Improving your Azure Machine Learning model
In this example we start with a sample experiment from the Microsoft Azure Machine Learning Gallery: Regression: Demand estimation. In this example there are four models built, and compared, based the newly created features. We will explore whether standard operations could improve these samples models, inspired by the e-book Data Science in the Cloud with Azure Machine Learning and R of Stephen Elston. We haven’t used the suggested new features that depend on prior info which wasn’t always complete, but created some other variables, that could be created based on the available dataset. Observing the sample, there are basically two areas where we see quick possibilities for improvement: data cleaning and transformation and evaluation of the results.

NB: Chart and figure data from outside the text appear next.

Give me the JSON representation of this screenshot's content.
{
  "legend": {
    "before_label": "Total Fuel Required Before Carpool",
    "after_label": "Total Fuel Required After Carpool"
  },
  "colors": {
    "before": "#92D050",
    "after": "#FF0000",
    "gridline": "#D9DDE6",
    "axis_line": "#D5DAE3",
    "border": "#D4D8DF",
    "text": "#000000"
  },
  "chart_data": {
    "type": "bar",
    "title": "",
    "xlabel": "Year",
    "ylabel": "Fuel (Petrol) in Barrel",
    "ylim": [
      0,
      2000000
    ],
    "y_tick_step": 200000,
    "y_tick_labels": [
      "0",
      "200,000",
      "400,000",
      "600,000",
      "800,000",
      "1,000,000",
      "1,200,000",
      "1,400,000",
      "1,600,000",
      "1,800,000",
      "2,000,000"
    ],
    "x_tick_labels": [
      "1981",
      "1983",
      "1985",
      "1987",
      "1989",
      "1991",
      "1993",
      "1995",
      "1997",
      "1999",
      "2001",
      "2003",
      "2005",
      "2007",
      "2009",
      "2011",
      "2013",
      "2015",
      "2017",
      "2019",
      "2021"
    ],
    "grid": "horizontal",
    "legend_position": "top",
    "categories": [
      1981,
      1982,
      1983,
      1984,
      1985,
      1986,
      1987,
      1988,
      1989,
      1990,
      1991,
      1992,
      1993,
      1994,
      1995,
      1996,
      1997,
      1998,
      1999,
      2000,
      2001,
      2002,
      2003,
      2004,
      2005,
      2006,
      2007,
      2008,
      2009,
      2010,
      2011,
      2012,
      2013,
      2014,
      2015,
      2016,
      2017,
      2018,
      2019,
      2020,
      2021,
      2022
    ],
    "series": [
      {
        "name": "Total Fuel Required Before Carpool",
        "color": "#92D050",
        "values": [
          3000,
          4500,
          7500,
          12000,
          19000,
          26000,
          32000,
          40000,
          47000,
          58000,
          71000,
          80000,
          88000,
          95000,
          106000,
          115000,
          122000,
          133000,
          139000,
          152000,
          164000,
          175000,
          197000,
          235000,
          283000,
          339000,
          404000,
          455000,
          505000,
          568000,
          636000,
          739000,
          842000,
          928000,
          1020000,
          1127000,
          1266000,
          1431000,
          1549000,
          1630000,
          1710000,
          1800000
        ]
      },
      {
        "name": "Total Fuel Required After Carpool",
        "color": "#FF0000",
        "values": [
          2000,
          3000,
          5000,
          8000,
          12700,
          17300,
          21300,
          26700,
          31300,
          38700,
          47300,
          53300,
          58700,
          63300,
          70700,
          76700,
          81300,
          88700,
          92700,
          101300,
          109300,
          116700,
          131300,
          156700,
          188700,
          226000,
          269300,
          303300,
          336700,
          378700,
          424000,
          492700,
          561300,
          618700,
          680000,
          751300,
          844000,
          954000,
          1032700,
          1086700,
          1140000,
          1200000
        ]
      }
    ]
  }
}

Data cleaning and transformation
What kind of data are you dealing with? In this case it’s rental bike information over time. When dealing with time series, you might want to detrend your dependent variable (amount of rented bikes). You can also check for multicollinearity (see chapter 6: Econometrics): a very high correlation could cause problems for some types of predictive models. But please remember that correlation doesn’t mean causation! Standardizing your numeric features if they don’t have the same scale can also improve your results. Finally, check for outliers.
Evaluation of the results
If you check the results from the Evaluate Model box, the coefficients of determination are not that different, but please also check the errors:
The information you don’t get from this step, is an overview of your predicted values regarding the original amounts. This can be realized with an R script. In this case, as we have information of bike renting per hour, it is recommended to check your results per hour as well. Here you can see where the models differ:
As you can observe, the original models have quite some peaks. Although we have to avoid overfitting, it seems that simple adjustments can give better results.